Just simply output it, the ajax handler above will take that text and put it inside the field

Hope that helps 
(NOTE of course you'll have to tinker with this to make it work for you)


----------



## JoneeJay (Dec 20, 2004)

Cheers mate,

Before I try all that though... (I wasn't clear enough in my massive waffle lol)

I've already got the ajax bit working (but willing to switch to yours if it works) with a submit button...

But I don't want them to have to enter a quote then click on submit (It sounds daft - but it just looks unprofessional lol)

So I was hoping there's a way to make *onclick="ajaxRequest.addMessage();return false"* become

whenThisFormIsSubmittedJustWithEnterKey="ajaxRequest.addMessage();return false"

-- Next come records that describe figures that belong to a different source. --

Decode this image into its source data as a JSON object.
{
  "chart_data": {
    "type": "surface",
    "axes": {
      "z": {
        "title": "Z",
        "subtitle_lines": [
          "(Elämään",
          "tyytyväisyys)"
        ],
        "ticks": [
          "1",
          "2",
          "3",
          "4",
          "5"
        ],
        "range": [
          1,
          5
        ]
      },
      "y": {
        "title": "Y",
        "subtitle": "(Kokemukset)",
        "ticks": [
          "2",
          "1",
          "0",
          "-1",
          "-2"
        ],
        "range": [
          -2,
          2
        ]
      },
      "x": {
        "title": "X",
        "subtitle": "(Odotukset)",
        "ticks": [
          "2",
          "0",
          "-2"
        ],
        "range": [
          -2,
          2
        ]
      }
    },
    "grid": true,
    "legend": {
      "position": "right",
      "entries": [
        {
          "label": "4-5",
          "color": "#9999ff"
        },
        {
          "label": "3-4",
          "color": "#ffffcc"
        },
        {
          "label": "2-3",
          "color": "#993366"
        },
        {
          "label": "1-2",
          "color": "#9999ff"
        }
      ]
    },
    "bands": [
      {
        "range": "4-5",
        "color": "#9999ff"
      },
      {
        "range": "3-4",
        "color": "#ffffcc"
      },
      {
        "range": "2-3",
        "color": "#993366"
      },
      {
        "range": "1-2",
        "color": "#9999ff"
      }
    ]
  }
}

Do you know if that's possible mate?


----------



## cpscdave (Feb 25, 2004)

okay sorry I didnt quite follow what you were asking 

Build a javascript function on the webpage like updatevars. 
Then on your submit button have 
onclick="updatevars('var1,'var2');"

Thats how I've done it in the past myself. Not sure you can fully inline the ajax call inside the onclick, or if you can it woudl be ugly and hard to debug


----------



## JoneeJay (Dec 20, 2004)

Cheers mate,

Think I'll just make everything smaller so that more lines fit on lol... or a page 2 >> button haha

Thanks for all the helps


----------



## cpscdave (Feb 25, 2004)

ajax can be really powerfull or a giant pain in the ***.... or both 
Usually its both


----------